Para a professora Lenita Wannmacher,
especialista em seleção e uso de medicamentos, as listas de medicamentos
essenciais são um dos elementos mais custo-efetivos na realidade sanitária
atual. “Pela racionalidade dos custos existe a possibilidade de dar mais
acesso à população”, segundo ela, quando se restringe
o elenco, a qualidade do atendimento tende a melhorar e a segurança
do fármaco é preservada. “Tira do panorama todos aqueles
me-toos que não têm comprovação de real
eficácia”,
diz.
Gestores de saúde, comprometidos com o uso racional de medicamentos,
podem ser o alicerce fundamental para a internalização de Políticas
Públicas Nacionais de Medicamentos nos Estados e Municípios. “É necessário
pensar as listas de medicamentos como ferramenta de gestão”, foi
o que sugeriu Sílvio César Machado, da Secretaria Estadual de
Saúde do Espírito Santo.
Racionalizar, democratizar e nacionalizar
Estimular a produção nacional industrial de medicamentos essenciais.
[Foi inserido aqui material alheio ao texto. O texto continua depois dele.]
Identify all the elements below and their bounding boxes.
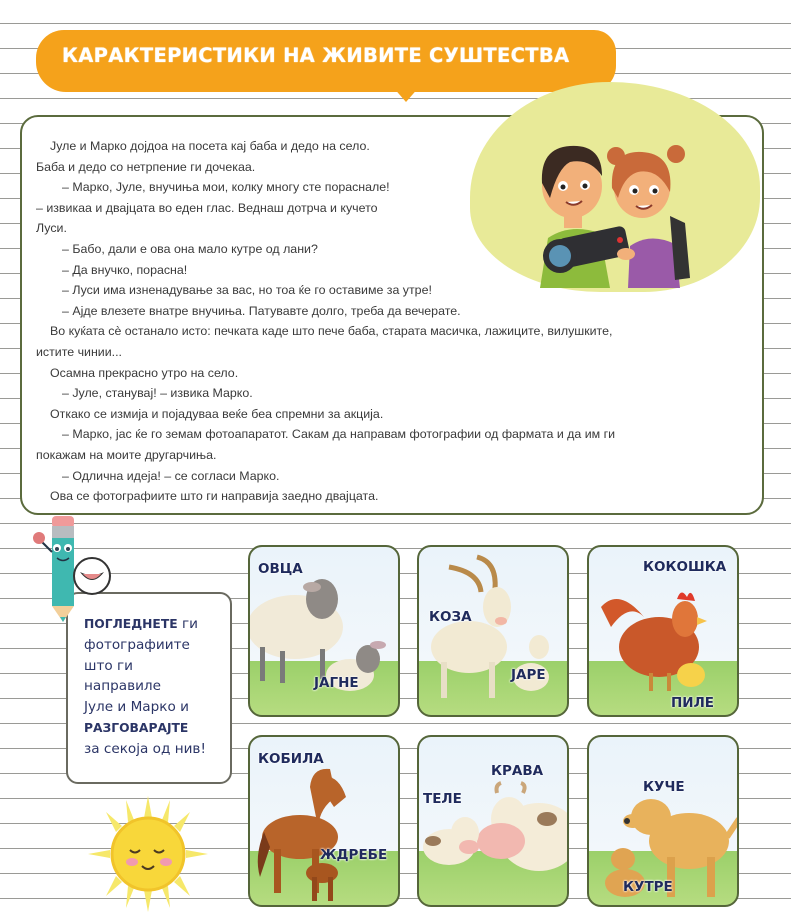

Incorporar no cotidiano dos sistemas de saúde, tanto público
quanto privado, o conceito do uso racional. Formar recursos humanos de saúde
com o comprometimento ético e desprovidos de conflitos de interesse.
Fortalecer a atenção farmacêutica, a farmacovigilância
e as Comissões de Farmácia e Terapêutica. Difundir no país
a medicina baseada em evidências e as informações sobre
medicamentos isentas, confiáveis e atualizadas.
O 2º Congresso Brasileiro sobre Uso Racional de Medicamentos caracterizou-se
pela união de forças e idéias em torno de um objetivo
comum. A Carta de Florianópolis, com 22 recomendações,
produzida ao final das discussões, já pode ser considerada como
um símbolo emblemático em prol da construção de
políticas públicas em torno do uso correto dos medicamentos. “A
próxima etapa é fazer com que as sugestões sejam implementadas
na prática”, observou Norberto Rech, que foi o responsável
pela redação final do documento e também um dos membros
da Comissão Organizadora Nacional do evento.